Il 26  è dedicato ai circa 8 chilometri del Sentiero delle Gole del fiume Calore .
 "Il fiume Calore, per la sua bellezza e per la suggestione dei luoghi che attraversa è il "Fiume Principe" del Parco. Tra i paesi di Felitto e Magliano Nuovo, poi, raggiunge l'apice della sua spettacolarità. Qui il Calore va ad infiltrarsi tra pareti rocciose, acclivi che ricadono direttamente nel letto fluviale quasi volessero imprigionarlo e lo scorrere turbolento delle sue acque dopo migliaia di anni ha scolpito nella roccia tante "opere d'arte": marmitte dei giganti, campi carreggiati, conche laterali.
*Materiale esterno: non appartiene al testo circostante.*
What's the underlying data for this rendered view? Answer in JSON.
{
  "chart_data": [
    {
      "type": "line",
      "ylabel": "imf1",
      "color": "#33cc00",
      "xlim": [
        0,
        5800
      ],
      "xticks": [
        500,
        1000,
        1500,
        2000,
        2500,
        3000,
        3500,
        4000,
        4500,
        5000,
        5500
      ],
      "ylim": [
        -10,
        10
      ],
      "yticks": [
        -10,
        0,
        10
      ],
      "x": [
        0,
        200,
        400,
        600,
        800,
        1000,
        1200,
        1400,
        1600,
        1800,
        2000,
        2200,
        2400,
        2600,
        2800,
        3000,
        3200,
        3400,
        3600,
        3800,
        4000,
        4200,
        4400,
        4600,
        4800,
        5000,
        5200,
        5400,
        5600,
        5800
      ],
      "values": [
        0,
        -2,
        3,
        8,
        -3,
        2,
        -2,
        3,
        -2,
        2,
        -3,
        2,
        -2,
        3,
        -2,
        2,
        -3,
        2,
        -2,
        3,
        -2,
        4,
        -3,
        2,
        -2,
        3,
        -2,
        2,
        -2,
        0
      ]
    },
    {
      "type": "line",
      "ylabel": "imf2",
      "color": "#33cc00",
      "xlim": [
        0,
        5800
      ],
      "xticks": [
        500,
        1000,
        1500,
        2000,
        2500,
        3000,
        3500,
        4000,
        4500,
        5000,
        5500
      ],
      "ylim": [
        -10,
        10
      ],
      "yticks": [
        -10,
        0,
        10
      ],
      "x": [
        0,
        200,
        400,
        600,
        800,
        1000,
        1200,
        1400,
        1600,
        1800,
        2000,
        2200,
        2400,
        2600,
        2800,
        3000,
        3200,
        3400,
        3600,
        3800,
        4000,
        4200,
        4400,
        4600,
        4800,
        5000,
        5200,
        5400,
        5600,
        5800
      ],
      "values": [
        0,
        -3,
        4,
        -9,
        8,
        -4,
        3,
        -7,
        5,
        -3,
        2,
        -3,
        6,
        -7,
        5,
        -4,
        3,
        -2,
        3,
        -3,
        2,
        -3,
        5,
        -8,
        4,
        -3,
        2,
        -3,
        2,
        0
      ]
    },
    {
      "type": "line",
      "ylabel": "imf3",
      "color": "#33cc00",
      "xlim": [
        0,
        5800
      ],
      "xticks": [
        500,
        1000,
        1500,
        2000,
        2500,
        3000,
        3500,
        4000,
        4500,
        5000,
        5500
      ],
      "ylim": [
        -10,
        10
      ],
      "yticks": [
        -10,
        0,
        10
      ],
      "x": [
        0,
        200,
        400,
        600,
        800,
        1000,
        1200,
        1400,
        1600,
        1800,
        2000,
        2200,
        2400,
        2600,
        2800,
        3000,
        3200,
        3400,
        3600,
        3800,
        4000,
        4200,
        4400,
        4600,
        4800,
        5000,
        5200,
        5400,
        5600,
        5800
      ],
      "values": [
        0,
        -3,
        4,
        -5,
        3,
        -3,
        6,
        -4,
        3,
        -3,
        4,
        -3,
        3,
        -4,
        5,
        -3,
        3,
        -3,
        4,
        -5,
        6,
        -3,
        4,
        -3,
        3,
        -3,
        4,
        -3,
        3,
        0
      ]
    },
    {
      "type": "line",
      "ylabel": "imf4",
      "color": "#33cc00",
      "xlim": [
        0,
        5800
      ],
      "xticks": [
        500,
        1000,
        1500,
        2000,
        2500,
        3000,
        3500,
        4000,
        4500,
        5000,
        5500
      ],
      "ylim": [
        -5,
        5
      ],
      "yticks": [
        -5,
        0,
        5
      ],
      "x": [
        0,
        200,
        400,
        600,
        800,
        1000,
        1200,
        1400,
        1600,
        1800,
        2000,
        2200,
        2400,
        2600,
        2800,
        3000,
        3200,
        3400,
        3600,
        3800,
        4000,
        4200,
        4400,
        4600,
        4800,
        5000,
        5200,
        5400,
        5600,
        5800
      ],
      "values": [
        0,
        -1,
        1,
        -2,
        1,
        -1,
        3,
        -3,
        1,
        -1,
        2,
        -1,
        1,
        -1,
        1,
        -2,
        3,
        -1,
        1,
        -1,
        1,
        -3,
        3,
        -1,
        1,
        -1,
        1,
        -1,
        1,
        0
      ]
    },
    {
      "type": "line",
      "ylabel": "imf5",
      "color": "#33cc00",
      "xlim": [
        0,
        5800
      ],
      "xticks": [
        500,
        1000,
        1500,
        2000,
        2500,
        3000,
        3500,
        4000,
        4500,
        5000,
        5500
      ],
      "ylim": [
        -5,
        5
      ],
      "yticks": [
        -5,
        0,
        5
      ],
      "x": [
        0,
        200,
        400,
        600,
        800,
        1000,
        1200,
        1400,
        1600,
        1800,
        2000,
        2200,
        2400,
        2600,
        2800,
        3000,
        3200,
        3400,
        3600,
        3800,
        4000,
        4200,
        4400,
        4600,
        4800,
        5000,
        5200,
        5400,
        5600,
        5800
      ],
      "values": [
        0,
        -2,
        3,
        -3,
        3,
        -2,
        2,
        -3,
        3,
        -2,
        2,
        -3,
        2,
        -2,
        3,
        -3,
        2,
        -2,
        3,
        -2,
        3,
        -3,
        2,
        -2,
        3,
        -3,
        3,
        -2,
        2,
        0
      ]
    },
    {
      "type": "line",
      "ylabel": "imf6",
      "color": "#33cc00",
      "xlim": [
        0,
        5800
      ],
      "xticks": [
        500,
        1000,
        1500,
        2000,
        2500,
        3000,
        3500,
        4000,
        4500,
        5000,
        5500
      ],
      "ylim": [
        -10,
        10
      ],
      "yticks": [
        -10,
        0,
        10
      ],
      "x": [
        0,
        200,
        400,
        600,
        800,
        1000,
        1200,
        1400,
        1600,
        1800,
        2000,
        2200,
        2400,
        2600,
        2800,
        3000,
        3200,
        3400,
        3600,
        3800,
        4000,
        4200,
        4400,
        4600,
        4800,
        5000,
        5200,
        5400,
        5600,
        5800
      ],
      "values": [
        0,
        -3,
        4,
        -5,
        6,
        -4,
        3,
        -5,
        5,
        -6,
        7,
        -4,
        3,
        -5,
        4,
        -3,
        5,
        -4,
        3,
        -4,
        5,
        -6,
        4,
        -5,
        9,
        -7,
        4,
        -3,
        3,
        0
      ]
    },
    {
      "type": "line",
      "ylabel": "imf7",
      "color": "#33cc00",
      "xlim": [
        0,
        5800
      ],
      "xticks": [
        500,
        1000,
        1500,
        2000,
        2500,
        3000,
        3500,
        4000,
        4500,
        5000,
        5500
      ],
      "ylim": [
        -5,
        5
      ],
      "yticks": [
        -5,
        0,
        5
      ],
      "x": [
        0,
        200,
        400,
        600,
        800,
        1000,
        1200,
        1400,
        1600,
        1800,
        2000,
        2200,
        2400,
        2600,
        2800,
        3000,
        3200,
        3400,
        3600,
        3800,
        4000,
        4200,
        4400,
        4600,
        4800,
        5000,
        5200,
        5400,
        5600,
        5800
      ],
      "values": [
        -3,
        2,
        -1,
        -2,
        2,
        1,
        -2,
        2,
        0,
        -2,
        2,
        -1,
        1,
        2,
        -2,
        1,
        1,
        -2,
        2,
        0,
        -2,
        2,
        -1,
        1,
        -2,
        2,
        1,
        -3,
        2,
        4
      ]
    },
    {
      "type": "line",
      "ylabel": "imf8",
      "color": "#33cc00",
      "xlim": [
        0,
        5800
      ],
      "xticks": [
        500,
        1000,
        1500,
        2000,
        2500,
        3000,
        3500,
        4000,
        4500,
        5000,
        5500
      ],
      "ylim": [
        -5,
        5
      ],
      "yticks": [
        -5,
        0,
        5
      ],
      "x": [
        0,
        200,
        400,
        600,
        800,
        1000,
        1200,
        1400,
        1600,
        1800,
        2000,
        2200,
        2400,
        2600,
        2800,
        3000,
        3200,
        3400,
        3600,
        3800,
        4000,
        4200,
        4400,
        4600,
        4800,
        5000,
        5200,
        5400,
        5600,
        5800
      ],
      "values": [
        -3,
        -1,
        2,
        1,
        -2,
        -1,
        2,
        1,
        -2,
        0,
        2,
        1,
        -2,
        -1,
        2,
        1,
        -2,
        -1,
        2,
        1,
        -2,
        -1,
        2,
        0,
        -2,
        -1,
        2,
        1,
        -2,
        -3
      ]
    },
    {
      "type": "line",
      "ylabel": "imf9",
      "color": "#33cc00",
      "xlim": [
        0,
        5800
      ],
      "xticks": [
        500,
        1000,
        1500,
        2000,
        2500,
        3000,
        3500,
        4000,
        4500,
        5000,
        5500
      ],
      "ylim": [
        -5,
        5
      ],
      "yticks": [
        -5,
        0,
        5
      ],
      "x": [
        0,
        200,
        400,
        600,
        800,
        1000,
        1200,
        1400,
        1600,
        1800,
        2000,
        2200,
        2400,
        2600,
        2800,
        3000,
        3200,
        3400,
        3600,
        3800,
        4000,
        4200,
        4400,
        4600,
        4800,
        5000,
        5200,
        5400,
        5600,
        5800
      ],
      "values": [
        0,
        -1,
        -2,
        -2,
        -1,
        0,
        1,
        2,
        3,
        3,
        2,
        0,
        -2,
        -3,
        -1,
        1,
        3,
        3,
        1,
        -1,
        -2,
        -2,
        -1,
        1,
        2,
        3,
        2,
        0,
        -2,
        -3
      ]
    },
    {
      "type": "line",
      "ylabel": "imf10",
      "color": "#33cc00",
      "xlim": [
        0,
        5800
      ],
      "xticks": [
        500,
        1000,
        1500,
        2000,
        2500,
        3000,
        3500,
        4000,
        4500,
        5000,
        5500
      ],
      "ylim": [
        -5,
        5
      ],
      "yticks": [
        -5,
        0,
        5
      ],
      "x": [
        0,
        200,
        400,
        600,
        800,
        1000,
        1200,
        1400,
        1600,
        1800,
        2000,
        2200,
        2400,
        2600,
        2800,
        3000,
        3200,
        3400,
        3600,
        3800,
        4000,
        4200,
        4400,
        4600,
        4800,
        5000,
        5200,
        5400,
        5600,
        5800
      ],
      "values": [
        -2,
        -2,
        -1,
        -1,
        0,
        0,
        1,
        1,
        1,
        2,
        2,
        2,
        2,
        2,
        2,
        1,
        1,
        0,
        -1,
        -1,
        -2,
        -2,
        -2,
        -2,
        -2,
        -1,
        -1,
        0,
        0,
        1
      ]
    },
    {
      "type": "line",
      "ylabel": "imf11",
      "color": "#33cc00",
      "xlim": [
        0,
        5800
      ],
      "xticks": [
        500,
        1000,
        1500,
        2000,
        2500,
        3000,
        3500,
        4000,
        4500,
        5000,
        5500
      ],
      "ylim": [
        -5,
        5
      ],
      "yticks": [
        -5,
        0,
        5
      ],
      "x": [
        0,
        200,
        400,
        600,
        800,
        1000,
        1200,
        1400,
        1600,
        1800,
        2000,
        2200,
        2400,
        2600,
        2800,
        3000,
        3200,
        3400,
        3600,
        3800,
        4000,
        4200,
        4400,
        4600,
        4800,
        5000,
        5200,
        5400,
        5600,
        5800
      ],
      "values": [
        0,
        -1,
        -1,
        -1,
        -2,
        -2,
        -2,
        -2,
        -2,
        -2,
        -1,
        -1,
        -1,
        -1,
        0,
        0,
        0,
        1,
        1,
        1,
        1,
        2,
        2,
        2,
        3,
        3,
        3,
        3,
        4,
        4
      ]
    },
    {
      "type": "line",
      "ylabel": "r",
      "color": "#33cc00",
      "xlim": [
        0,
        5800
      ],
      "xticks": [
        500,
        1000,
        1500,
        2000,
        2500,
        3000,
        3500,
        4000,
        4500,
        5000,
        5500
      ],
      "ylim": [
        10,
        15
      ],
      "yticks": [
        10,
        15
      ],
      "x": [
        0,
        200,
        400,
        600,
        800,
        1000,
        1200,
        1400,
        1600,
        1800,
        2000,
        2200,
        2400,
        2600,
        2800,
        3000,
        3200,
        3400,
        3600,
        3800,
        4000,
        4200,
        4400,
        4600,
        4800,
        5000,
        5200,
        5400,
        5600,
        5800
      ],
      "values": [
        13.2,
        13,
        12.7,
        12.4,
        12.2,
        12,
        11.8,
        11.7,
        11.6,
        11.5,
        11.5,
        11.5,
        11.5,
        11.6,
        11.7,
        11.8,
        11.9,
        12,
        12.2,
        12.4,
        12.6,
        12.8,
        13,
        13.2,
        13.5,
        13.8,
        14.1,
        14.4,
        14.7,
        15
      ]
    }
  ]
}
E "Madre Natura", non ancora contenta di tanta bellezza ha completato la sua opera con una folta vegetazione che durante l'anno lo arricchisce con una molteplicità di colori. Nel corso delle epoche passate le antiche genti locali hanno lasciato tracce indelebili della loro civiltà: i due stupendi ponti medievali a schiena d'asino."

Il 27  mattina: la Gola del torrente Sammaro e Roscigno Vecchia, borgo abbandonato da un secolo,
"Scendere nella gola del Sammaro è come entrare nelle viscere della terra, da dove invece che fuoco sgorga acqua limpida e fresca che leviga le rocce calcaree del fondo del torrente rendendole candide e scivolose. Lo spettacolo è sublime nella sua selvaggia bellezza ed offre sensazioni irripetibili.
Altrettanto irripetibile è il fascino irradiato dal borgo fantasma di Roscigno Vecchio, abbandonato circa un secolo fa, che ora torna ad animarsi, grazie al rinnovato interesse per la cultura e le radici delle genti cimentane, le cui memorie e testimonianze sono accuratamente e gelosamente custodite nel piccolo museo etnografico allestito nel paese, la piazza antistante la chiesa, la fontana circolare in pietra e l'intero borgo, sembra un grande palcoscenico che attende con impazienza chi può farlo rivivere anche solo per un'ora"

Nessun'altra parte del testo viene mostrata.